Although we often think of dogs as happily lolling out the car window enjoying new scents, all pets are not alike. A car ride can equal an anxiety attack and shaking, drooling, and even vomiting for some dogs. And while some cats hide under the car seat, we know of one kitty who was perfectly content to lay on the dashboard and watch the world go by!

Although your pet may exhibit symptoms such as drooling or vomiting, this is not usually what humans experience as car or motion sickness, which is an inner ear problem. Although some pets can have inner ear motion sickness, your pet's fear of driving is probably caused by a combination of fear and lack of environmental control. To your pet, the car feels like a very noisy moving place that inundates him with all sorts of odors. He does not understand that he will be safe and sound somewhere after the car ride.

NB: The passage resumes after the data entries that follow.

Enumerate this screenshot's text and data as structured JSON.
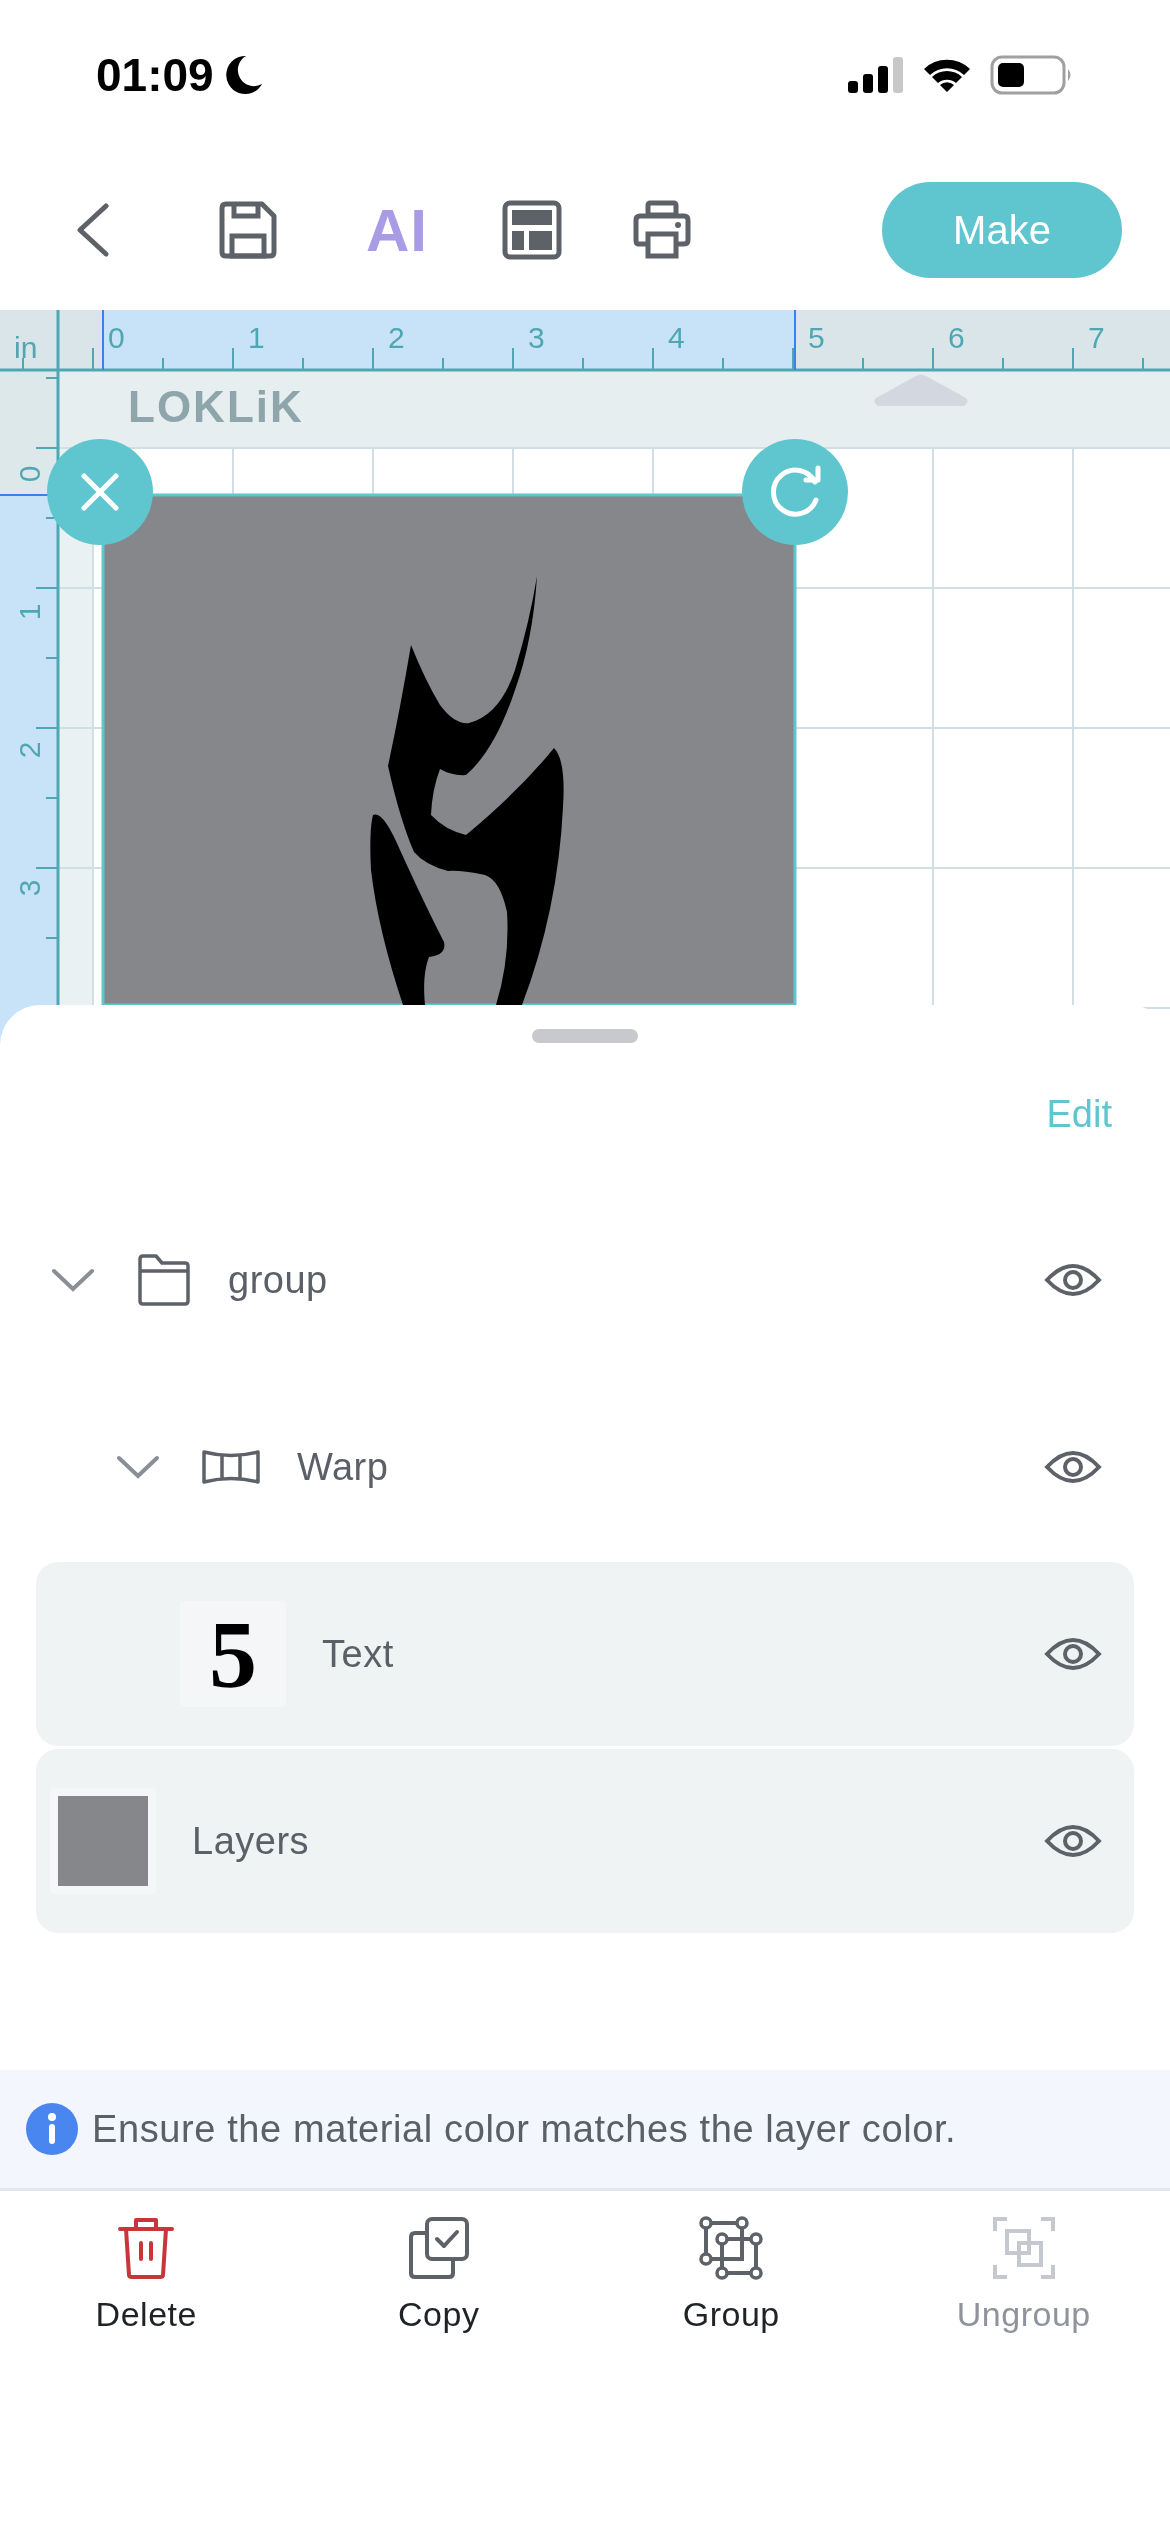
{
  "status_bar": {
    "time": "01:09"
  },
  "toolbar": {
    "ai_label": "AI",
    "make_button": "Make"
  },
  "ruler": {
    "unit": "in",
    "x_labels": [
      "0",
      "1",
      "2",
      "3",
      "4",
      "5",
      "6",
      "7"
    ],
    "y_labels": [
      "0",
      "1",
      "2",
      "3"
    ]
  },
  "canvas": {
    "brand_logo": "LOKLiK"
  },
  "layers_panel": {
    "edit_button": "Edit",
    "layers": [
      {
        "name": "group",
        "kind": "group",
        "expanded": true,
        "visible": true,
        "selected": false,
        "children": [
          {
            "name": "Warp",
            "kind": "warp",
            "expanded": true,
            "visible": true,
            "selected": false,
            "children": [
              {
                "name": "Text",
                "kind": "text",
                "thumbnail": "5",
                "visible": true,
                "selected": true
              }
            ]
          }
        ]
      },
      {
        "name": "Layers",
        "kind": "shape",
        "color": "#85878b",
        "visible": true,
        "selected": true
      }
    ]
  },
  "notice": "Ensure the material color matches the layer color.",
  "actions": [
    {
      "label": "Delete",
      "kind": "delete",
      "disabled": false
    },
    {
      "label": "Copy",
      "kind": "copy",
      "disabled": false
    },
    {
      "label": "Group",
      "kind": "group",
      "disabled": false
    },
    {
      "label": "Ungroup",
      "kind": "ungroup",
      "disabled": true
    }
  ]
}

The following is an easy schedule to get your dog up to speed on auto travel:

  • Is your pet used to the car? Pets are very receptive to repetition. Start by sitting in the car with your pet and a favorite treat. Make being in the car pleasant.

  • Once your pet is no longer frightened by being in the car, turn it on so he can get used to the noise of the engine. Give a treat before you turn the car on and afterwards.

  • Get your pet used to the car in motion. Back down to the end of the driveway and drive back up a few times. Remember to include praise and treats if he does not get frightened.

  • Progress to short drives - around the block and then, on longer errands.

With this type of systematic progression, your pet should be used to driving by the time you get ready to leave on your longer trip. If your dog simply will not get settled, consider using Drs. Foster & Smith Ultra-Calm® or another pet-calming product like Adaptil® Happy Home Spray or Rescue Remedy, all non-prescription products that will ease your pet's anxiety.